I think Bush was right in his assessment that if we successfully installed a democratic government in Iraq, that we would hasten the end to the forever war going on between the west and east. Bush underestimated the ease with which a few thousand terrorists armed with IEDs can undermine a government. I was against Bush's taking the gamble he took in 2003.

I don't hate Bush for the harm he has done.

Charles D said...

Kevin,

You give Bush far too much credit. The "war on terror" is his creation, not a existing actual war in which battlefields can be chosen. One cannot declare or conduct a war against a method of warfare. What one can do is retain the sympathy of the entire world (which we had immediately after 9/11) and use it to identify and bring to justice the isolated groups of criminals who were responsible for the terrorist attacks.

Since democracy has never been brought to any nation at the point of an invading army's guns, and since any respectable scholar of the region could have informed him that it would not work in Iraq, he had no excuse whatever for the invasion. He did not even suggest that was his rationale until all the other rationales he put forth had been proven untrue.

Scott Hinrichs said...

Actually, democratization was imposed (militarily initially) on both Germany and Japan. And Bush repeatedly talked about democratizing Iraq long before the invasion. But he had many different interests to appease, and simply wanting to democratize the place would not have garnered any international support. Thus, he used other arguments, including WMD, to get a UN resolution.

Other nations agreed with the intelligence reports on WMD. Some of them supplied some of the intelligence. But they disagreed with what should be done with the enforcement end of the resolution. Those disagreements continue to this day.

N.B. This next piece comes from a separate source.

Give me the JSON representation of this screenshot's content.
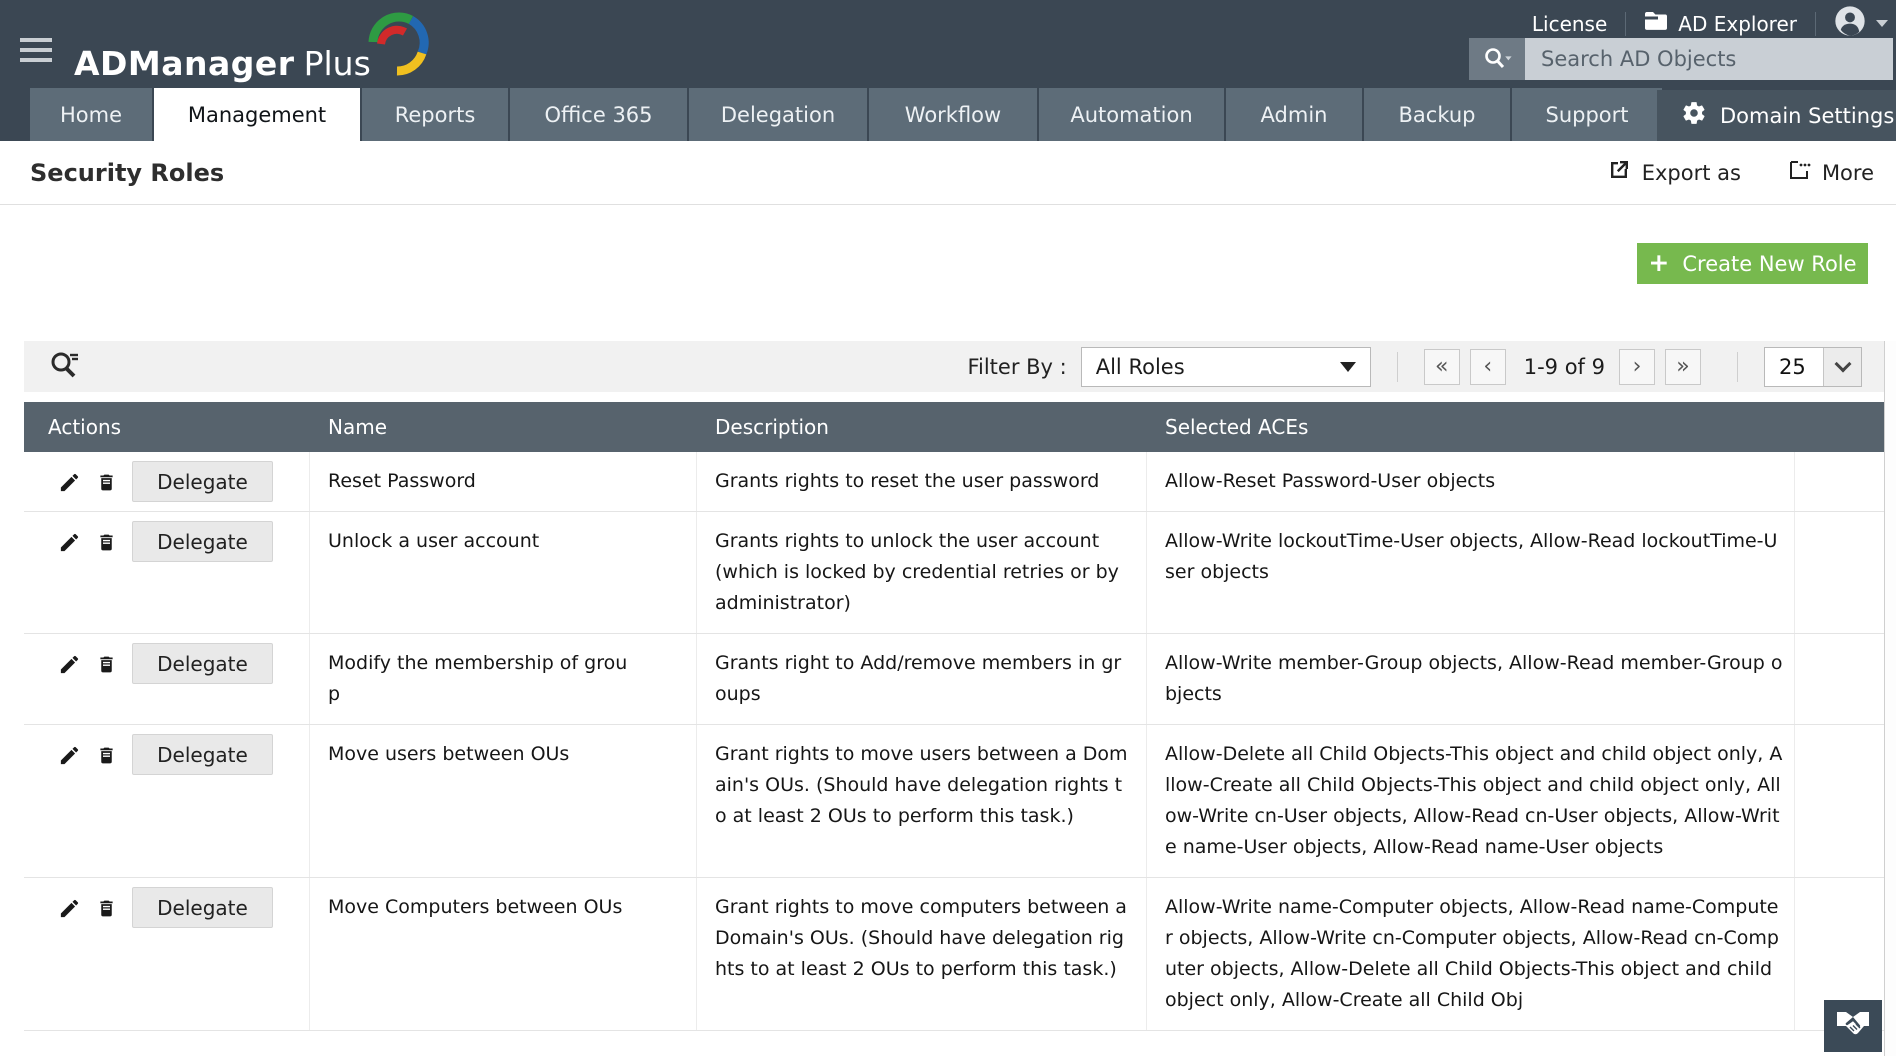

But this focus on WMD was chimera for the actual goal of democratization. Thus, it comes across to many Americans and most of the international community as a bait and switch. People feel like they were sold a bill of goods. They would care less about this if things had been properly managed and had gone well, but the fact that they haven't only makes the buyer's remorse more intense.

I totally disagree with those that believe that democracy cannot succeed in Iraq. There is no people on the face of the earth that cannot successfully implement democracy. Of course, some people are more ripe for it than others, so the amount of struggle to get there differs substantially between different populations. And, of course, coming into a dictatorship and working to implement democracy top down with none of the underpinning institutions that democracy requires is probably the most difficult case of all.